Question

The ratio in which the midpoint of A(0, 6) and B(12, 12) divides the points of trisection of the line AB is .

• A. 1:1
• B. 1:2
• C. 2:1

Answer 1

The correct option is A 1:1

Let the points of trisection of the line segment AB be P(x,y) and Q(h,k)
$\therefore AP=PQ=QB$

$\Rightarrow AP:PB=1:2$

We know, by section formula, that the coordinates of the point that divides a line in the ratio m : n is,

$(\frac{(n\times x_1+m\times x_2)}{m+n},(\frac{(n\times y_1+m\times y_2)}{m+n})$

where $(x_1,y_1)and(x_2,y_2)$ are the coordinates of the endpoints of the line segment.

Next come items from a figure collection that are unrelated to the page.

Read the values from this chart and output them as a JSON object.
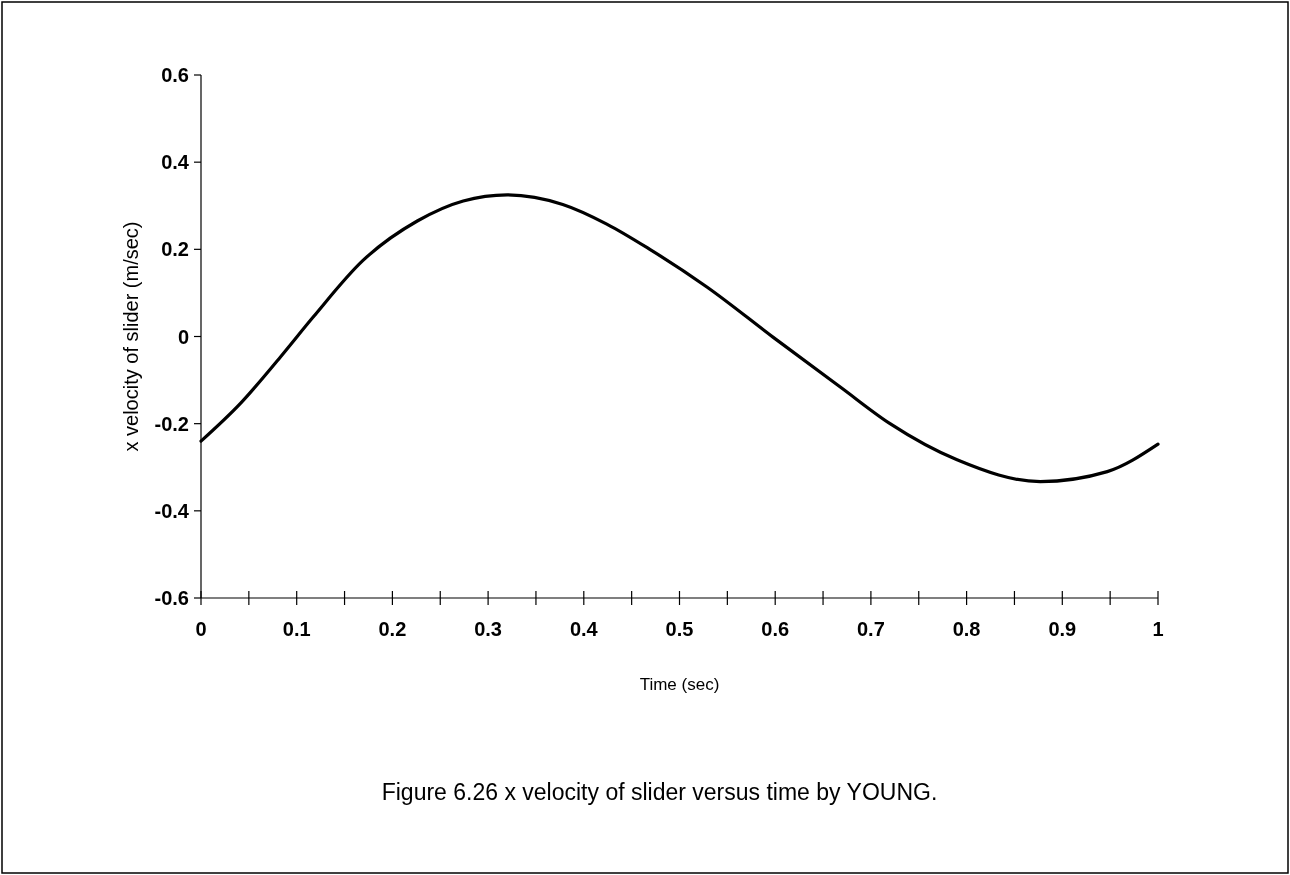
{
  "chart_data": {
    "type": "line",
    "title": "Figure 6.26  x velocity of slider versus time by YOUNG.",
    "xlabel": "Time (sec)",
    "ylabel": "x velocity of slider (m/sec)",
    "x": [
      0,
      0.041,
      0.083,
      0.117,
      0.169,
      0.226,
      0.274,
      0.32,
      0.378,
      0.424,
      0.469,
      0.529,
      0.598,
      0.668,
      0.72,
      0.79,
      0.877,
      0.947,
      1
    ],
    "series": [
      {
        "color": "#000000",
        "values": [
          -0.24,
          -0.154,
          -0.047,
          0.044,
          0.174,
          0.265,
          0.311,
          0.325,
          0.303,
          0.258,
          0.2,
          0.113,
          -0.002,
          -0.116,
          -0.2,
          -0.283,
          -0.333,
          -0.31,
          -0.247
        ]
      }
    ],
    "xlim": [
      0,
      1
    ],
    "ylim": [
      -0.6,
      0.6
    ],
    "xticks": [
      0,
      {
        "value": 0.05,
        "label": null
      },
      0.1,
      {
        "value": 0.15,
        "label": null
      },
      0.2,
      {
        "value": 0.25,
        "label": null
      },
      0.3,
      {
        "value": 0.35,
        "label": null
      },
      0.4,
      {
        "value": 0.45,
        "label": null
      },
      0.5,
      {
        "value": 0.55,
        "label": null
      },
      0.6,
      {
        "value": 0.65,
        "label": null
      },
      0.7,
      {
        "value": 0.75,
        "label": null
      },
      0.8,
      {
        "value": 0.85,
        "label": null
      },
      0.9,
      {
        "value": 0.95,
        "label": null
      },
      1
    ],
    "yticks": [
      -0.6,
      -0.4,
      -0.2,
      0,
      0.2,
      0.4,
      0.6
    ],
    "grid": false,
    "marker": "none",
    "line_style": "solid"
  }
}
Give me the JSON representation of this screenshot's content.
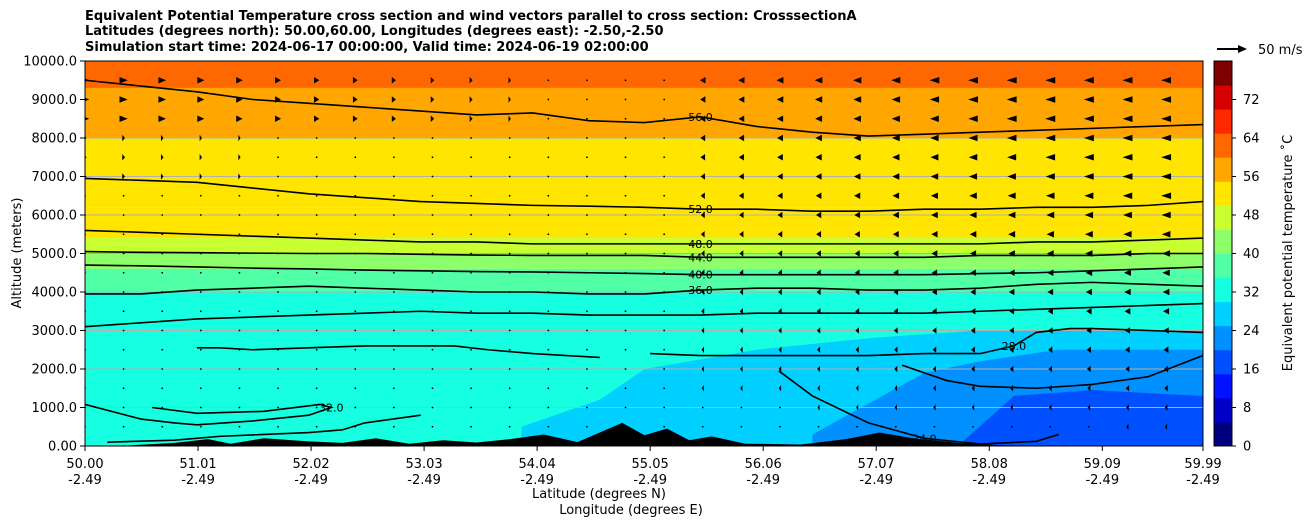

$\Rightarrow x=\frac{2\left(0\right)+1\left(12\right)}{1+2}=\frac{0+12}{3}=\frac{12}{3}=4$
$\Rightarrow y=\frac{2\left(6\right)+1\left(12\right)}{1+2}=\frac{12+12}{3}=\frac{24}{3}=8$
$\therefore P\equiv (4,8)$

$\Rightarrow AQ:QB=2:1$
$\Rightarrow h=\frac{1\left(0\right)+2\left(12\right)}{1+2}=\frac{0+24}{3}=\frac{24}{3}=8$
$\Rightarrow k=\frac{1\left(6\right)+2\left(12\right)}{1+2}=\frac{6+24}{3}=\frac{30}{3}=10$
$\therefore Q\equiv (8,10)$

Let the midpoint of AB be C(a,b)
$\therefore AC=CB$
$\Rightarrow a=\frac{1\left(0\right)+1\left(12\right)}{1+1}=\frac{0+12}{2}=\frac{12}{2}=6$
$\Rightarrow b=\frac{1\left(6\right)+1\left(12\right)}{1+1}=\frac{6+12}{2}=\frac{18}{2}=9$
$\therefore C\equiv (6,9)$

Let PC : CQ = k : 1

$6=\frac{8k+4}{k+1}$
$6(k+1)=(8k+4)$
$6k-8k=4-6$
$-2k=-2$
$k=1$
$\therefore$ The required ratio is 1 : 1 i.e., the mid point of AB is also the midpoint of PQ.